Preparing for Elul
Memories of McQueeney

Variations on a liturgy for Tisha b'Av

Tisha b'Av is almost upon us -- that painful day when we remember the fall of the first Temple in 586 BCE, and the fall of the second Temple in 70 CE. The anniversary, tradition teaches, of all kinds of other atrocities, from Crusades to the Expulsion from Spain to the Chmielnicki massacre in Poland in the 17th century to the expulsion from the Warsaw Ghetto during the last century.

It's a dark day. It's also a darkness which contains within it the seeds of light and redemption. Tradition teaches that the messiah will be born on the afternoon of Tisha b'Av -- that from the depths of our grief will come the spark of our greatest hopes for transformation and wholeness.

This year I'm delighted to be able to share two versions of a Tisha b'Av liturgy -- a collaboration between myself and Rabbi David Markus who serves Temple Beth El of City Island. One version will be used at his "shul by the sea;" the other will be used at Congregation Beth Israel here in the Berkshires:

 

Download For the Sake of Ascent TBE [23 pages, 1.7mb, pdf]

Download For the Sake of Ascent CBI [17 pages, 173k, pdf]

 

Both versions feature excerpts from Eicha (Lamentations), the prayers of the evening service, and poems by Yehuda Amichai, Toge Sankichi, and Mark Nazimova, among others. Both feature prayers written by David and by me.

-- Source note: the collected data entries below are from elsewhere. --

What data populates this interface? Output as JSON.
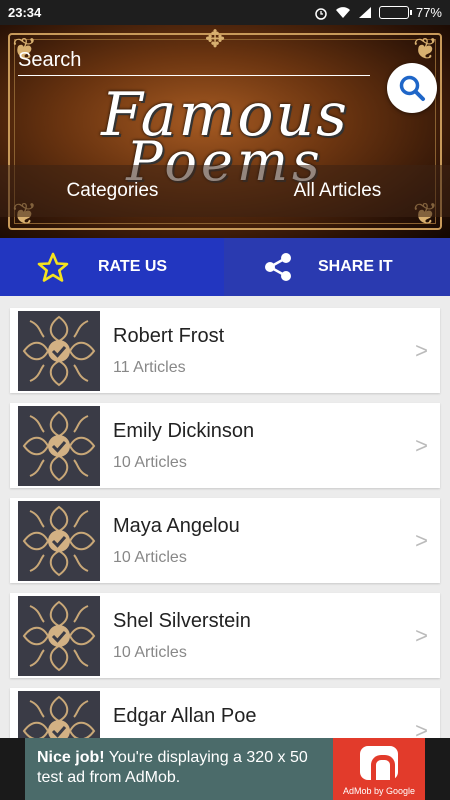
{
  "status": {
    "time": "23:34",
    "battery": "77%",
    "battery_level": 0.77
  },
  "header": {
    "search_label": "Search",
    "logo_line1": "Famous",
    "logo_line2": "Poems",
    "tabs": [
      {
        "label": "Categories"
      },
      {
        "label": "All Articles"
      }
    ]
  },
  "actions": {
    "rate": {
      "label": "RATE US",
      "icon": "star-icon"
    },
    "share": {
      "label": "SHARE IT",
      "icon": "share-icon"
    }
  },
  "authors": [
    {
      "name": "Robert Frost",
      "count": "11 Articles"
    },
    {
      "name": "Emily Dickinson",
      "count": "10 Articles"
    },
    {
      "name": "Maya Angelou",
      "count": "10 Articles"
    },
    {
      "name": "Shel Silverstein",
      "count": "10 Articles"
    },
    {
      "name": "Edgar Allan Poe",
      "count": ""
    }
  ],
  "chevron": ">",
  "ad": {
    "headline": "Nice job!",
    "body": " You're displaying a 320 x 50 test ad from AdMob.",
    "byline": "AdMob by Google"
  },
  "colors": {
    "action_rate": "#2236c0",
    "action_share": "#2a3ab0",
    "star": "#f4e21e",
    "ad_bg": "#4b6b6a",
    "ad_logo": "#e23b2b"
  }
}
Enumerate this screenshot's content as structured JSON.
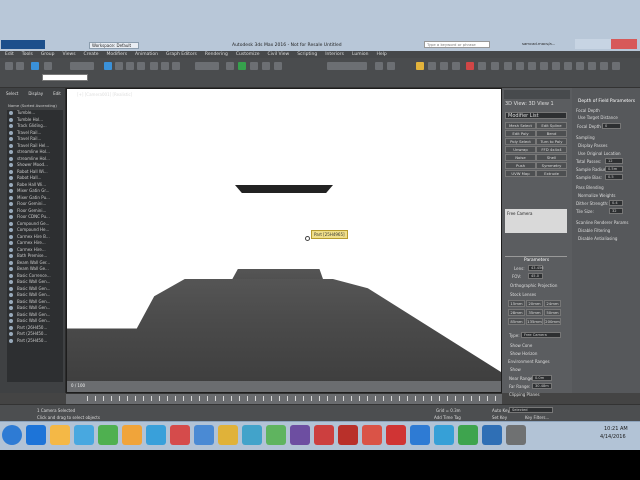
{
  "app": {
    "title": "Autodesk 3ds Max 2016 - Not for Resale   Untitled",
    "workspace_tab": "Workspace: Default",
    "search_placeholder": "Type a keyword or phrase",
    "user_label": "samcad.macs/a..."
  },
  "menus": [
    "Edit",
    "Tools",
    "Group",
    "Views",
    "Create",
    "Modifiers",
    "Animation",
    "Graph Editors",
    "Rendering",
    "Customize",
    "Civil View",
    "Scripting",
    "Interiors",
    "Lumion",
    "Help"
  ],
  "left": {
    "tabs": [
      "Select",
      "Display",
      "Edit"
    ],
    "header": "Name (Sorted Ascending)",
    "items": [
      "Tumble...",
      "Tumble Hol...",
      "Track Gliding...",
      "Travel Rail...",
      "Travel Rail...",
      "Travel Rail Hel...",
      "streamline Hol...",
      "streamline Hol...",
      "Shower Mood...",
      "Robot Hall Wi...",
      "Robot Hall...",
      "Robe Hall Wi...",
      "Mixer Gatin Gr...",
      "Mixer Gatin Pu...",
      "Floor Gemini...",
      "Floor Gemini...",
      "Floor CDNC Pu...",
      "Compound Ge...",
      "Compound He...",
      "Carmex Hire B...",
      "Carmex Hire...",
      "Carmex Hire...",
      "Bath Premise...",
      "Beam Wall Ger...",
      "Beam Wall Ge...",
      "Basic Corrence...",
      "Basic Wall Gen...",
      "Basic Wall Gen...",
      "Basic Wall Gen...",
      "Basic Wall Gen...",
      "Basic Wall Gen...",
      "Basic Wall Gen...",
      "Basic Wall Gen...",
      "Part (26H450...",
      "Part (25H450...",
      "Part (25H450..."
    ]
  },
  "viewport": {
    "label": "[+] [Camera001] [Realistic]",
    "tooltip": "Part [25H4965]",
    "time": "0 / 100"
  },
  "right": {
    "object_name": "3D View: 3D View 1",
    "modifier_list": "Modifier List",
    "buttons": [
      "Mesh Select",
      "Edit Spline",
      "Edit Poly",
      "Bend",
      "Poly Select",
      "Turn to Poly",
      "Unwrap",
      "FFD 4x4x4",
      "Noise",
      "Shell",
      "Push",
      "Symmetry",
      "UVW Map",
      "Extrude",
      "Lathe",
      "Displace"
    ],
    "free_camera_label": "Free Camera",
    "parameters_title": "Parameters",
    "lens_label": "Lens:",
    "lens_value": "43.456",
    "fov_label": "FOV:",
    "fov_value": "45.0",
    "ortho_label": "Orthographic Projection",
    "stock_lenses_title": "Stock Lenses",
    "stock_lenses": [
      "15mm",
      "20mm",
      "24mm",
      "28mm",
      "35mm",
      "50mm",
      "85mm",
      "135mm",
      "200mm"
    ],
    "type_label": "Type:",
    "type_value": "Free Camera",
    "show_cone": "Show Cone",
    "show_horizon": "Show Horizon",
    "env_ranges": "Environment Ranges",
    "show": "Show",
    "near_label": "Near Range:",
    "near_value": "0.0m",
    "far_label": "Far Range:",
    "far_value": "30.48m",
    "clipping": "Clipping Planes",
    "dof_title": "Depth of Field Parameters",
    "focal_depth": "Focal Depth",
    "use_target_distance": "Use Target Distance",
    "focal_depth_value": "0",
    "sampling": "Sampling",
    "display_passes": "Display Passes",
    "use_original_location": "Use Original Location",
    "total_passes_label": "Total Passes:",
    "total_passes_value": "12",
    "sample_radius_label": "Sample Radius:",
    "sample_radius_value": "0.5m",
    "sample_bias_label": "Sample Bias:",
    "sample_bias_value": "0.5",
    "pass_blending": "Pass Blending",
    "normalize_weights": "Normalize Weights",
    "dither_strength": "Dither Strength:",
    "dither_value": "0.4",
    "tile_size": "Tile Size:",
    "tile_value": "32",
    "scanline_params": "Scanline Renderer Params",
    "disable_filtering": "Disable Filtering",
    "disable_antialiasing": "Disable Antialiasing"
  },
  "status": {
    "selection": "1 Camera Selected",
    "prompt": "Click and drag to select objects",
    "grid": "Grid = 0.3m",
    "autokey": "Auto Key",
    "selected": "Selected",
    "set_key": "Set Key",
    "key_filters": "Key Filters...",
    "add_time_tag": "Add Time Tag"
  },
  "taskbar": {
    "time": "10:21 AM",
    "date": "4/14/2016"
  }
}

The TBE version draws a closer connection to the 9/11 bombings (after all, from City Island they could see the smoke rising); the CBI version draws a closer connection with recent trauma in the Middle East. The TBE version has a few songs which aren't in the CBI version; the CBI version contains a text study which isn't in the TBE version. The CBI version interweaves Eicha with the evening service, while the TBE version doesn't. They're variations on a theme.

I hope that these siddurim will open up some of this holiday's power and potential for the daveners who use them.